Asfaltata negli anni Sessanta e prolungata fino alla Valsassina, ora sotto la gestione di ANAS, la strada ha trasformato il destino di Esino. «Ha riportato il paese sulla via del lago – ricorda Carlo Maria Pensa, sindaco di Esino dal 1980 al 1990 – e ha rappresentato molto più di un’infrastruttura: ha ricucito i rapporti con le comunità vicine, rendendo la Val d’Esino meno isolata e inserendola in un percorso tra i più panoramici della zona».
Negli anni del boom economico, quella strada ha garantito sviluppo e opportunità, ed è ancora oggi cruciale per affrontare le nuove sfide. Lo sottolinea anche il sindaco di Perledo, Fabio Festorazzi: «In passato ha permesso il transito tra i due paesi, oggi deve unire le persone. Stiamo vivendo un lento spopolamento, evidente soprattutto a Perledo ma che comincia a toccare anche Esino. Per questo è fondamentale rafforzare la collaborazione tra le comunità: non parlo di fusione, ma di un’alleanza solida e duratura».
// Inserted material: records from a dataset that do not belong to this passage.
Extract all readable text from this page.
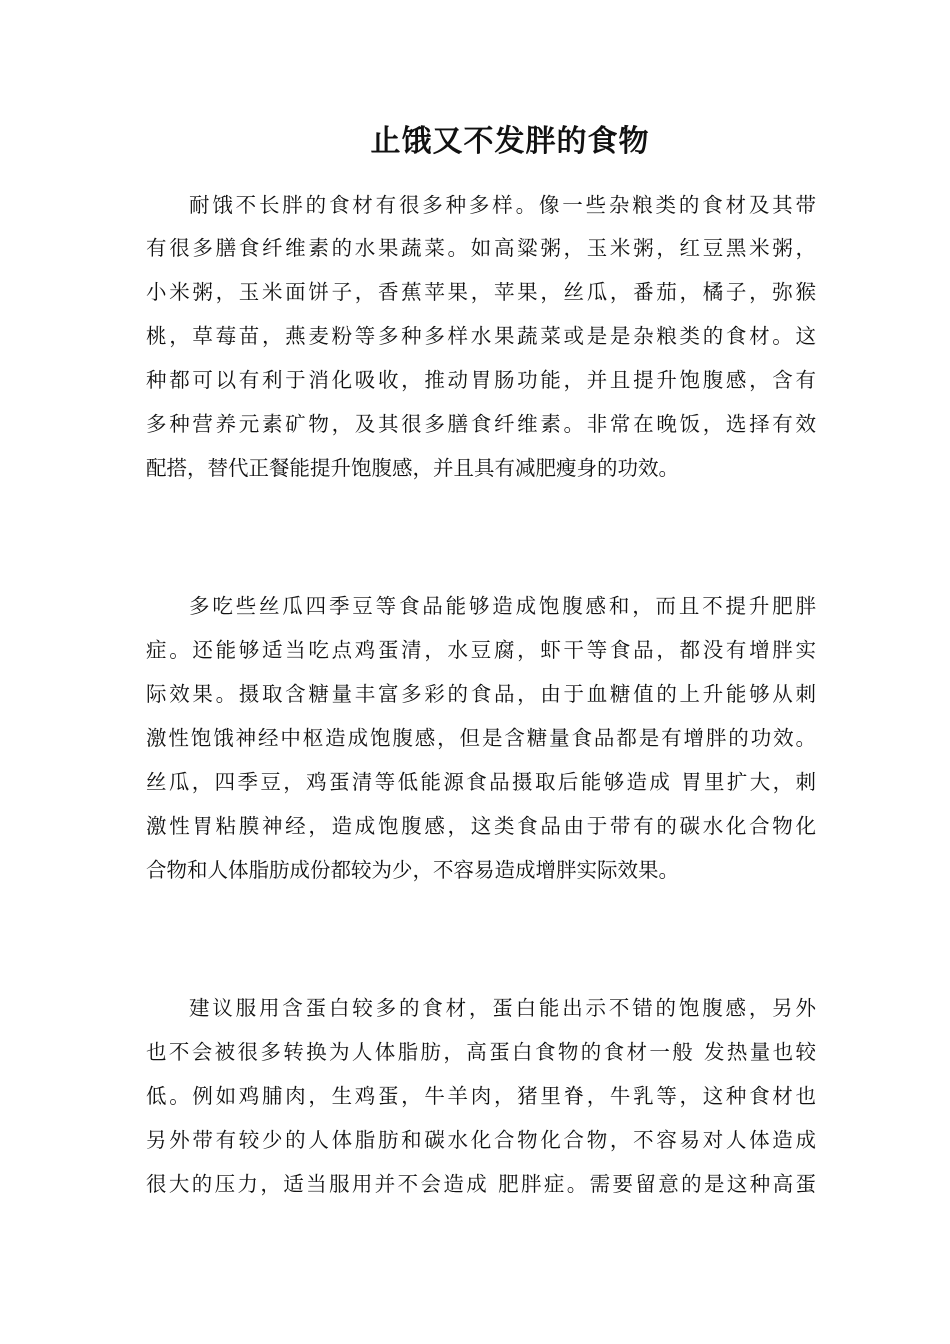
止饿又不发胖的食物
耐饿不长胖的食材有很多种多样。像一些杂粮类的食材及其带
有很多膳食纤维素的水果蔬菜。如高粱粥，玉米粥，红豆黑米粥，
小米粥，玉米面饼子，香蕉苹果，苹果，丝瓜，番茄，橘子，弥猴
桃，草莓苗，燕麦粉等多种多样水果蔬菜或是是杂粮类的食材。这
种都可以有利于消化吸收，推动胃肠功能，并且提升饱腹感，含有
多种营养元素矿物，及其很多膳食纤维素。非常在晚饭，选择有效
配搭，替代正餐能提升饱腹感，并且具有减肥瘦身的功效。
多吃些丝瓜四季豆等食品能够造成饱腹感和，而且不提升肥胖
症。还能够适当吃点鸡蛋清，水豆腐，虾干等食品，都没有增胖实
际效果。摄取含糖量丰富多彩的食品，由于血糖值的上升能够从刺
激性饱饿神经中枢造成饱腹感，但是含糖量食品都是有增胖的功效。
丝瓜，四季豆，鸡蛋清等低能源食品摄取后能够造成 胃里扩大，刺
激性胃粘膜神经，造成饱腹感，这类食品由于带有的碳水化合物化
合物和人体脂肪成份都较为少，不容易造成增胖实际效果。
建议服用含蛋白较多的食材，蛋白能出示不错的饱腹感，另外
也不会被很多转换为人体脂肪，高蛋白食物的食材一般 发热量也较
低。例如鸡脯肉，生鸡蛋，牛羊肉，猪里脊，牛乳等，这种食材也
另外带有较少的人体脂肪和碳水化合物化合物，不容易对人体造成
很大的压力，适当服用并不会造成 肥胖症。需要留意的是这种高蛋
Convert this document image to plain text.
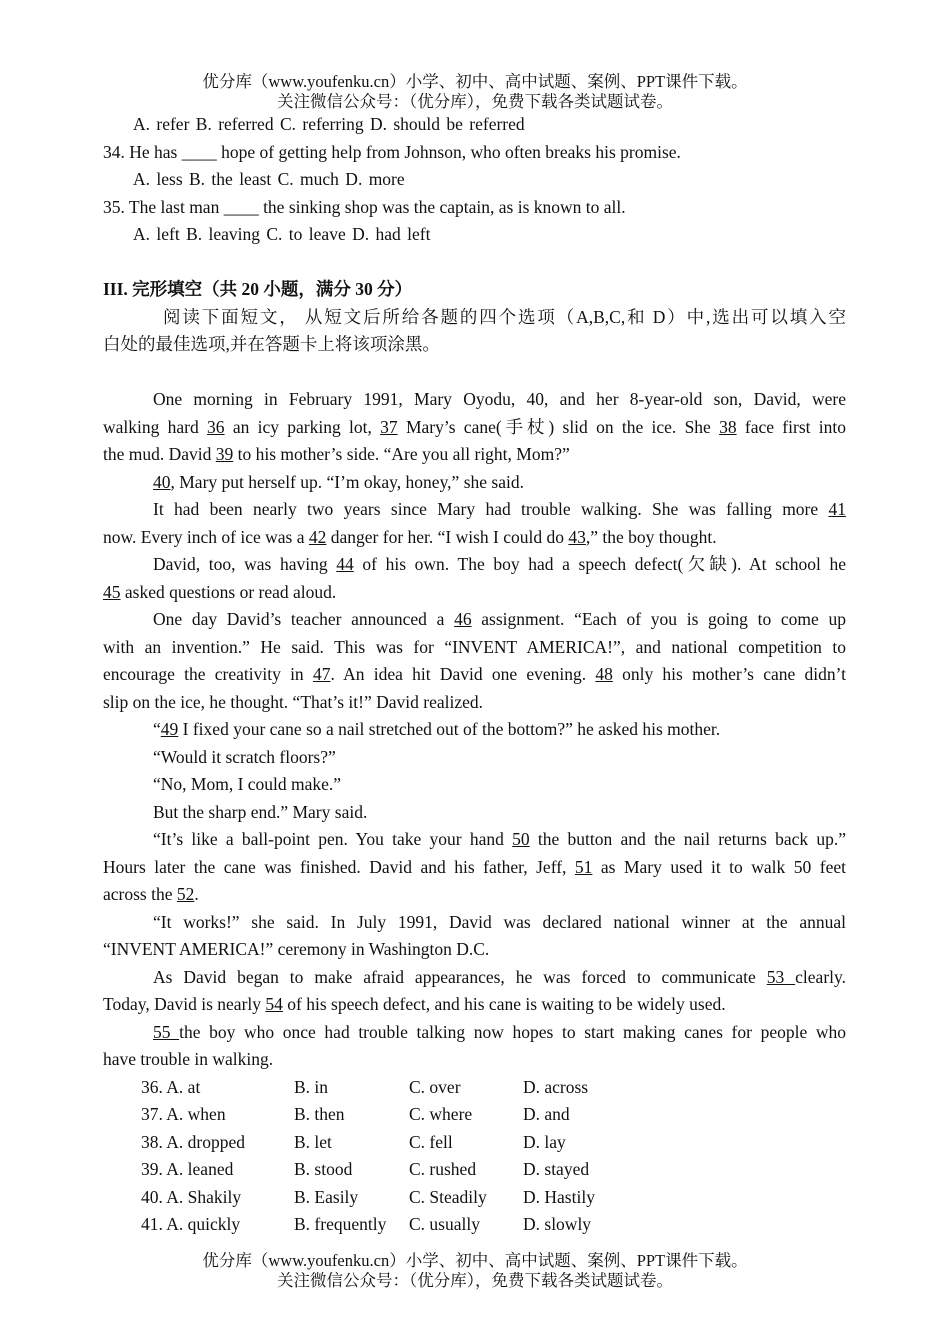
优分库（www.youfenku.cn）小学、初中、高中试题、案例、PPT课件下载。
关注微信公众号：（优分库），免费下载各类试题试卷。
A. refer B. referred C. referring D. should be referred
34. He has ____ hope of getting help from Johnson, who often breaks his promise.
A. less B. the least C. much D. more
35. The last man ____ the sinking shop was the captain, as is known to all.
A. left B. leaving C. to leave D. had left
III. 完形填空（共 20 小题，满分 30 分）
阅读下面短文， 从短文后所给各题的四个选项（A,B,C,和 D）中,选出可以填入空
白处的最佳选项,并在答题卡上将该项涂黑。
One morning in February 1991, Mary Oyodu, 40, and her 8-year-old son, David, were
walking hard 36 an icy parking lot, 37 Mary’s cane(手杖) slid on the ice. She 38 face first into
the mud. David 39 to his mother’s side. “Are you all right, Mom?”
40, Mary put herself up. “I’m okay, honey,” she said.
It had been nearly two years since Mary had trouble walking. She was falling more 41
now. Every inch of ice was a 42 danger for her. “I wish I could do 43,” the boy thought.
David, too, was having 44 of his own. The boy had a speech defect(欠缺). At school he
45 asked questions or read aloud.
One day David’s teacher announced a 46 assignment. “Each of you is going to come up
with an invention.” He said. This was for “INVENT AMERICA!”, and national competition to
encourage the creativity in 47. An idea hit David one evening. 48 only his mother’s cane didn’t
slip on the ice, he thought. “That’s it!” David realized.
“49 I fixed your cane so a nail stretched out of the bottom?” he asked his mother.
“Would it scratch floors?”
“No, Mom, I could make.”
But the sharp end.” Mary said.
“It’s like a ball-point pen. You take your hand 50 the button and the nail returns back up.”
Hours later the cane was finished. David and his father, Jeff, 51 as Mary used it to walk 50 feet
across the 52.
“It works!” she said. In July 1991, David was declared national winner at the annual
“INVENT AMERICA!” ceremony in Washington D.C.
As David began to make afraid appearances, he was forced to communicate 53 clearly.
Today, David is nearly 54 of his speech defect, and his cane is waiting to be widely used.
55 the boy who once had trouble talking now hopes to start making canes for people who
have trouble in walking.
36. A. at	B. in	C. over	D. across
37. A. when	B. then	C. where	D. and
38. A. dropped	B. let	C. fell	D. lay
39. A. leaned	B. stood	C. rushed	D. stayed
40. A. Shakily	B. Easily	C. Steadily D. Hastily
41. A. quickly	B. frequently C. usually D. slowly
优分库（www.youfenku.cn）小学、初中、高中试题、案例、PPT课件下载。
关注微信公众号：（优分库），免费下载各类试题试卷。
La celebrazione non si limita a onorare il passato, ma guarda con decisione al futuro. Pietro Pensa, attuale sindaco di Esino, ha voluto coinvolgere le nuove generazioni con un gesto simbolico: «Questi 100 anni devono ricordarci che il futuro esiste ed è nelle mani dei ragazzi. Abbiamo affidato loro una capsula del tempo – un barilotto sigillato – per custodire i loro disegni che hanno portato alla realizzazione della nuova piazza del paese oltre che immagini e testimonianze dei loro primi anni di vita. Li ritroveranno i nuovi esinesi tra cento anni, quando toccherà a loro festeggiare il traguardo delle opere che sono state realizzate in questi anni».
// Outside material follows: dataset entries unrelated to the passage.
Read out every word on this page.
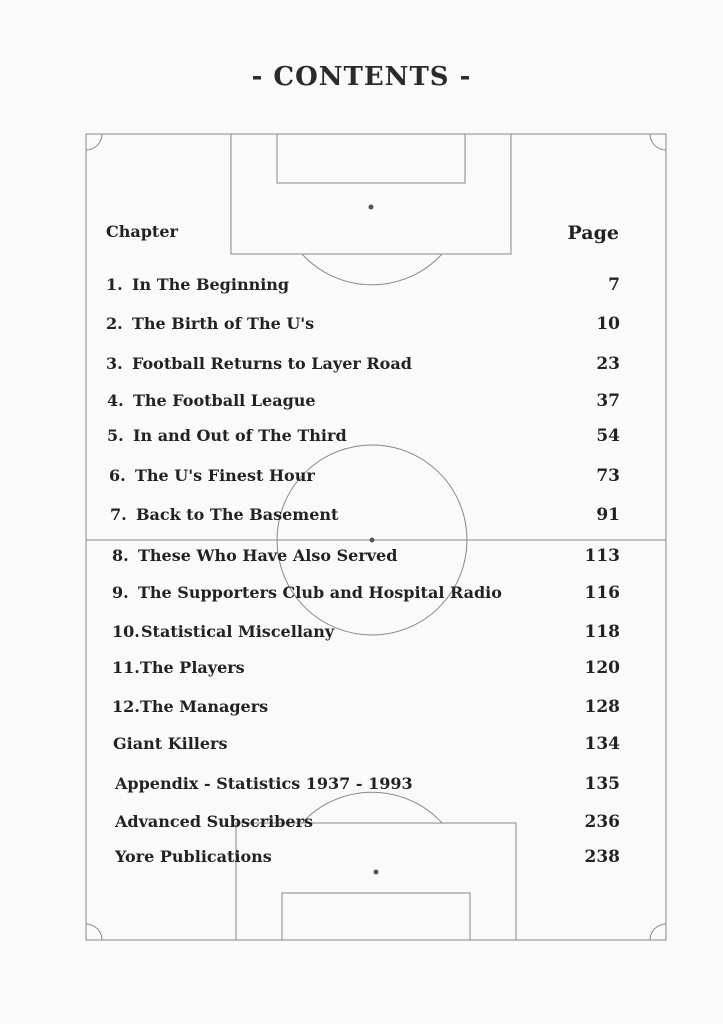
- CONTENTS -
Chapter	Page
1. In The Beginning	7
2. The Birth of The U's	10
3. Football Returns to Layer Road	23
4. The Football League	37
5. In and Out of The Third	54
6. The U's Finest Hour	73
7. Back to The Basement	91
8. These Who Have Also Served	113
9. The Supporters Club and Hospital Radio	116
10. Statistical Miscellany	118
11. The Players	120
12. The Managers	128
Giant Killers	134
Appendix - Statistics 1937 - 1993	135
Advanced Subscribers	236
Yore Publications	238
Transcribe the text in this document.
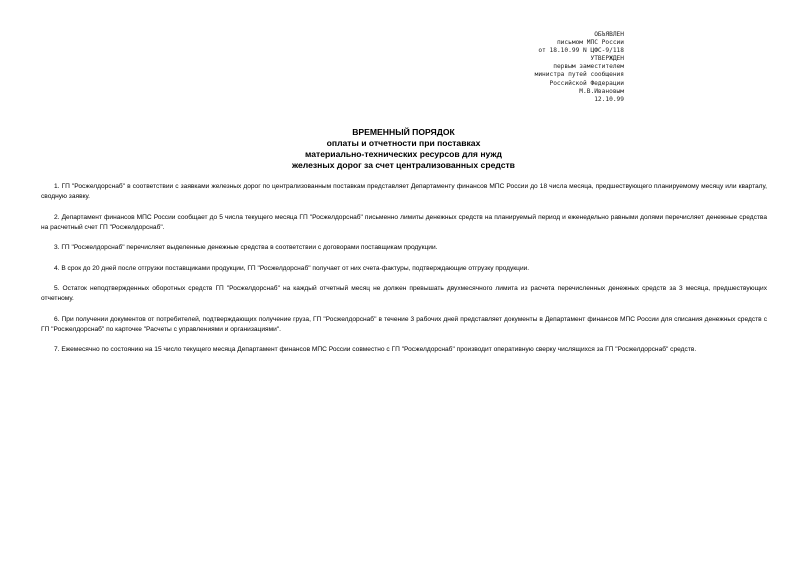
ОБЪЯВЛЕН
письмом МПС России
от 18.10.99 N ЦФС-9/118
УТВЕРЖДЕН
первым заместителем
министра путей сообщения
Российской Федерации
М.В.Ивановым
12.10.99
ВРЕМЕННЫЙ ПОРЯДОК
оплаты и отчетности при поставках
материально-технических ресурсов для нужд
железных дорог за счет централизованных средств

1. ГП "Росжелдорснаб" в соответствии с заявками железных дорог по централизованным поставкам представляет Департаменту финансов МПС России до 18 числа месяца, предшествующего планируемому месяцу или кварталу, сводную заявку.

2. Департамент финансов МПС России сообщает до 5 числа текущего месяца ГП "Росжелдорснаб" письменно лимиты денежных средств на планируемый период и еженедельно равными долями перечисляет денежные средства на расчетный счет ГП "Росжелдорснаб".

3. ГП "Росжелдорснаб" перечисляет выделенные денежные средства в соответствии с договорами поставщикам продукции.

4. В срок до 20 дней после отгрузки поставщиками продукции, ГП "Росжелдорснаб" получает от них счета-фактуры, подтверждающие отгрузку продукции.

5. Остаток неподтвержденных оборотных средств ГП "Росжелдорснаб" на каждый отчетный месяц не должен превышать двухмесячного лимита из расчета перечисленных денежных средств за 3 месяца, предшествующих отчетному.

6. При получении документов от потребителей, подтверждающих получение груза, ГП "Росжелдорснаб" в течение 3 рабочих дней представляет документы в Департамент финансов МПС России для списания денежных средств с ГП "Росжелдорснаб" по карточке "Расчеты с управлениями и организациями".

7. Ежемесячно по состоянию на 15 число текущего месяца Департамент финансов МПС России совместно с ГП "Росжелдорснаб" производит оперативную сверку числящихся за ГП "Росжелдорснаб" средств.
Alla cerimonia erano presenti il consigliere regionale Giacomo Zamperini, che ha esortato a migliorare ancora l’accessibilità alla strada, il presidente della Comunità Montana Fabio Canepari, Maria Grazia Nasazzi della Fondazione Comunitaria del Lecchese e il prefetto di Lecco Paolo Ponta, alla sua prima uscita ufficiale. «Sono orgoglioso – ha dichiarato – di partecipare a una ricorrenza così sentita, in due comunità vive, capaci di guardare avanti con forza, grazie all’impegno civico di chi le anima e le guida».